Clearly such costs weigh lightly on the prime minister. Witness the recent deft public berating of China for not pulling its GHG reduction weight as a reason for not committing to a 2050 deadline. This is rogue diplomacy. The assault on China flies in the face of a central protocol of the UN Framework Convention on Climate Change. This places a heavier burden on developed nations under the principle of “common but differentiated responsibilities”.  This was based on the recognition (by Australia when we signed the convention) that the developed world  (defined in the agreement as Annex 1 countries) ‘owned’ a majority of the CO2 already in the atmosphere through its past industrialisation. Developing countries were therefore not required to reduce GHG at the same rate as those countries which had already benefited from the accelerated spewing out CO2 over the past century. China was and still is a non-annex 1 country.  While, arguably, China could transition out of this category, historically as a latecomer to industrialisation, it rightly has not been obliged to reduce emissions as quickly as fully industrialised countries. Australia is however committed to the obligation to effect a higher rate of GHG reduction than developing countries.

There are those – which presumably includes our government – who argue that China’s  ‘before 2060’ target could be accelerated and that, importantly, it should stop financing its own and other country’s coal-fired power plants. But the least effective way to persuade China is for one of the richest countries in the world and one which has all but the highest per capita emissions globally,  to publicly disavow its own GHG reduction obligations.
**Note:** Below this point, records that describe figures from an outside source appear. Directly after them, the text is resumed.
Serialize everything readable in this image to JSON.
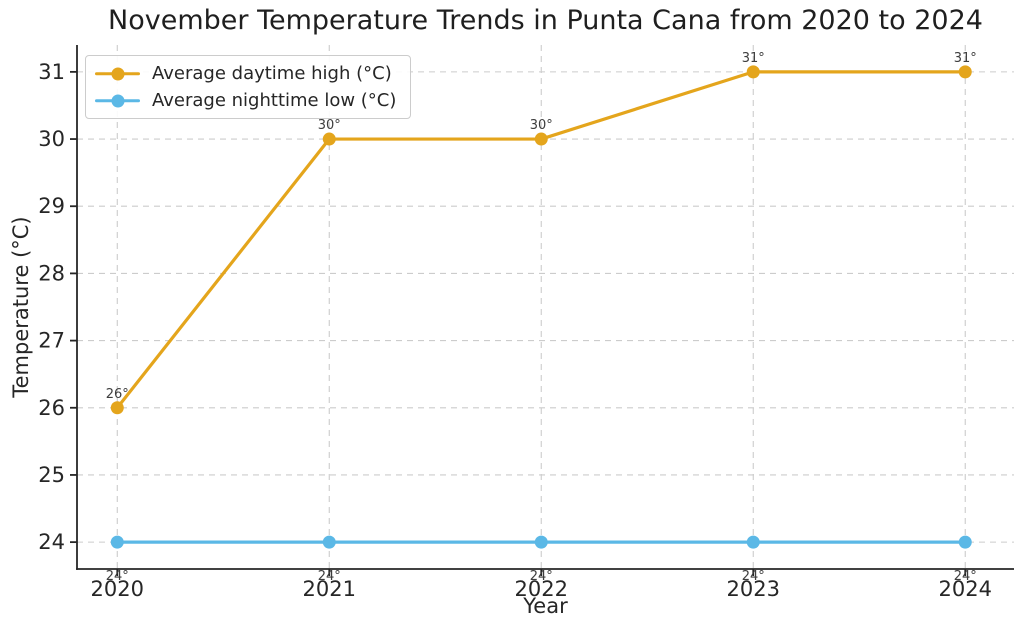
{
  "chart_data": {
    "type": "line",
    "title": "November Temperature Trends in Punta Cana from 2020 to 2024",
    "xlabel": "Year",
    "ylabel": "Temperature (°C)",
    "x": [
      2020,
      2021,
      2022,
      2023,
      2024
    ],
    "categories": [
      "2020",
      "2021",
      "2022",
      "2023",
      "2024"
    ],
    "series": [
      {
        "name": "Average daytime high (°C)",
        "values": [
          26,
          30,
          30,
          31,
          31
        ],
        "point_labels": [
          "26°",
          "30°",
          "30°",
          "31°",
          "31°"
        ],
        "label_position": "above",
        "color": "#E4A51C",
        "marker": "circle"
      },
      {
        "name": "Average nighttime low (°C)",
        "values": [
          24,
          24,
          24,
          24,
          24
        ],
        "point_labels": [
          "24°",
          "24°",
          "24°",
          "24°",
          "24°"
        ],
        "label_position": "below",
        "color": "#5BB8E6",
        "marker": "circle"
      }
    ],
    "yticks": [
      24,
      25,
      26,
      27,
      28,
      29,
      30,
      31
    ],
    "ylim": [
      23.6,
      31.4
    ],
    "xlim": [
      2019.81,
      2024.23
    ],
    "grid": "dashed",
    "legend_position": "upper-left",
    "colors": {
      "grid": "#cccccc",
      "spine": "#262626",
      "tick_label": "#262626",
      "annotation": "#3d3d3d",
      "title": "#1f1f1f"
    }
  }
}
Moreover,  such an ill-advised criticism of China – not taken up by our major category 1 colleagues – can hardly do anything to promote what surely should be our wider foreign policy goals.  – that is, not to unnecessarily inflame our relations with China at a time when they are at a historically low ebb.

Finally, the tawdry tale of Empire Energy’s untendered $21 million ‘gift’ for gas exploration hides a more worrying issue.  The gas led recovery is a handmaiden to the global energy multinational’s campaign to ensure their extensive gas reserves do not become stranded assets (Santos, for example, is being taken to court over its clean energy claim for gas in its annual report). The problem is that current research clearly shows that when upstream emissions are counted, carbon capture and storage does not solve gas’s emissions problems.  Research also indicates that such is the fall in renewable energy prices and battery storage that CCS will simply not be an economic alternative. Nevertheless, joining the government’s sidelining of this science has been the ALP whose marginal electoral angst has driven it to promotion of the non sequitur “environmentally sustainable gas development”.

A critically important global tug of war is therefore underway over whether renewables will be the means to meet decadal GHG reduction goals or whether gas with CCS will be used. The key issue for the gas lobby to obfuscate is that the use of gas with CCS – and most importantly in the necessary massive scaling up of hydrogen production – is shown to be no better and likely worse than simply burning natural gas. In Australia’s case, a gas led recovery would put paid to any hope of reaching carbon neutrality by 2050 which by some reckoning (Rhonda Boyle, P and I August 26) is already all but unachievable.